The study also demonstrates that a new treatment programme is significantly more effective at reducing depression and improving quality of life than current care.
The collaborative team analyzed data obtained from 21,000 cancer patients attending cancer clinics in Scotland. The results indicate that major depression is significantly more common in cancer patients when compared with the general population. It was most prevalent in patients with lung cancer (13%) and lowest in those suffering from genitourinary cancer (6%).

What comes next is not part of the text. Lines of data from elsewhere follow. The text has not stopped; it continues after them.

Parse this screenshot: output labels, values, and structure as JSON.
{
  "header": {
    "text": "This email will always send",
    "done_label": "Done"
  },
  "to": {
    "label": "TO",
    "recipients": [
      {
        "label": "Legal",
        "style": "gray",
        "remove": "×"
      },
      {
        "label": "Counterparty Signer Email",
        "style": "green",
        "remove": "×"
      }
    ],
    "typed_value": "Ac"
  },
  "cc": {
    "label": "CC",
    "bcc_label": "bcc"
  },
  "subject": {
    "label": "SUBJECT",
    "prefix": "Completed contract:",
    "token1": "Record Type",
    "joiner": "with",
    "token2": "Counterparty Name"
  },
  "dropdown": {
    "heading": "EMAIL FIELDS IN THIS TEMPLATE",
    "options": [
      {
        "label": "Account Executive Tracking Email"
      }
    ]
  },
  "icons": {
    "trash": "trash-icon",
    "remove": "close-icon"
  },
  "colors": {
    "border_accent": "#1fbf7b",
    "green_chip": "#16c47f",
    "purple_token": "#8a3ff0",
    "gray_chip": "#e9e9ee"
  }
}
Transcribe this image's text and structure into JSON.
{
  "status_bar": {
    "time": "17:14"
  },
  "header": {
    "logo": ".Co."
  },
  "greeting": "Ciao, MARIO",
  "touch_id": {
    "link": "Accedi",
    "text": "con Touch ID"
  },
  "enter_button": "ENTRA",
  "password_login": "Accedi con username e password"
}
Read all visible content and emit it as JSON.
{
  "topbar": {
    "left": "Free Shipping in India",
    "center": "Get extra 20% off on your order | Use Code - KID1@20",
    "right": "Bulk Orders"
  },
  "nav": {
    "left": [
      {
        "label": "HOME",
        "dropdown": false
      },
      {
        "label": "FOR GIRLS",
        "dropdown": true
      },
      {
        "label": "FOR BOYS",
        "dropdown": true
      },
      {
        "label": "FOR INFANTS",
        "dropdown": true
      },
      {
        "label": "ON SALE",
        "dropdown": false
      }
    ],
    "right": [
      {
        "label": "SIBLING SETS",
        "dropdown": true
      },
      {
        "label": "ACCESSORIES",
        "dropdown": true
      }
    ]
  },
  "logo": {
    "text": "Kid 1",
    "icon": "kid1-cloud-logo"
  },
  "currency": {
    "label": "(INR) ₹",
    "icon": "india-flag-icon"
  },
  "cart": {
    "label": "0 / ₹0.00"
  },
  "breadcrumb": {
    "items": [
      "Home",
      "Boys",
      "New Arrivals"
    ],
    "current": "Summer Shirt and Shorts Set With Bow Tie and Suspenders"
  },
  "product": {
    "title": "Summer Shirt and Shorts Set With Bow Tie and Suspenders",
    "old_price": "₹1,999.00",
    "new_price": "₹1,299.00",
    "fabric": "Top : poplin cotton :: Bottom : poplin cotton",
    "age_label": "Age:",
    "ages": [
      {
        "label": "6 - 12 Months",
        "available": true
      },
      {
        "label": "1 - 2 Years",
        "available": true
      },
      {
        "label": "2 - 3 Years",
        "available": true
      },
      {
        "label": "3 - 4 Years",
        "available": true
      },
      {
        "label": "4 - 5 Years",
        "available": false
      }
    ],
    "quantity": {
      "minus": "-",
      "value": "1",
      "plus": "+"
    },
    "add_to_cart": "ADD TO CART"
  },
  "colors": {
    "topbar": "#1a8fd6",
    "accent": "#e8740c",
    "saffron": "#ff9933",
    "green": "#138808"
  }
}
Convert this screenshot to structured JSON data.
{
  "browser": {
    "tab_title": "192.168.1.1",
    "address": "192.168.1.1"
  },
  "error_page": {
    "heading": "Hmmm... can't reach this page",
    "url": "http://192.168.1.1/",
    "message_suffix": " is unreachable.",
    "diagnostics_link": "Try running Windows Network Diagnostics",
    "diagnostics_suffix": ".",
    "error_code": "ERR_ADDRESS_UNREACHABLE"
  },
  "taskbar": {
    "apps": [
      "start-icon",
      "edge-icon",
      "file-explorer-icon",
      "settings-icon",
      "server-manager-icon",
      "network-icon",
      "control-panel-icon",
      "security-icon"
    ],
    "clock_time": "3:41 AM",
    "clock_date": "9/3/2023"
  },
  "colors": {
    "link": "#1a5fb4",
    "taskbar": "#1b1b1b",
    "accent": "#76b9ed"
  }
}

Furthermore, the study established that 73% of cancer patients with major depression were not receiving treatment for their depression. Investigating a potential method of overcoming the problem of inadequate treatment, the team went on to evaluate a new treatment programme termed ‘Depression Care for People with Cancer’ (DCPC) in the randomized SMaRT Oncology-2 trial.
DCPC incorporates both antidepressants and psychological therapy, delivered by specially trained cancer nurses and psychiatrists who work in collaboration with the patient’s cancer team. To evaluate its effectiveness, the trial included 500 adult cancer patients with major depression, and compared DCPC with the current standard care. These patients all had a good prognosis with a predicted survival of >12 months.
“The huge benefit that DCPC delivers for patients with cancer and depression shows what we can achieve for patients if we take as much care with the treatment of their depression as we do with the treatment of their cancer,” commented Michael Sharpe of the University of Oxford.
After 6 months of DCPC treatment, 62% of patients had responded to the treatment with at least a 50% reduction in the severity of their depression. This improvement was sustained for 12 months. Seventeen percent of patients who received the current standard of care for major depression responded to treatment.
As a follow-up to this trial, DCPC was investigated as a therapeutic option for cancer patients with a poor prognosis who were suffering from major depression in the SMaRT Oncology-3 trial. This involved 142 lung cancer patients and established that those who received a version of DCPC tailored for lung cancer had a significantly greater improvement in depression during 32 weeks of follow-up.
“Patients with lung cancer often have a poor prognosis. If they also have major depression that can blight the time they have left to live. This trial shows that we can effectively treat depression in patients with poor prognosis cancers like lung cancer and really improve patients’ lives,” commented Jane Walker also of the University of Oxford.
DCPC was noted to improve anxiety, pain, fatigue, functioning and overall quality of life in the trials, all at a cost of £613 per patient. The researchers suggest that DCPC may be a cost-effective way to improve cancer patients’ quality of life.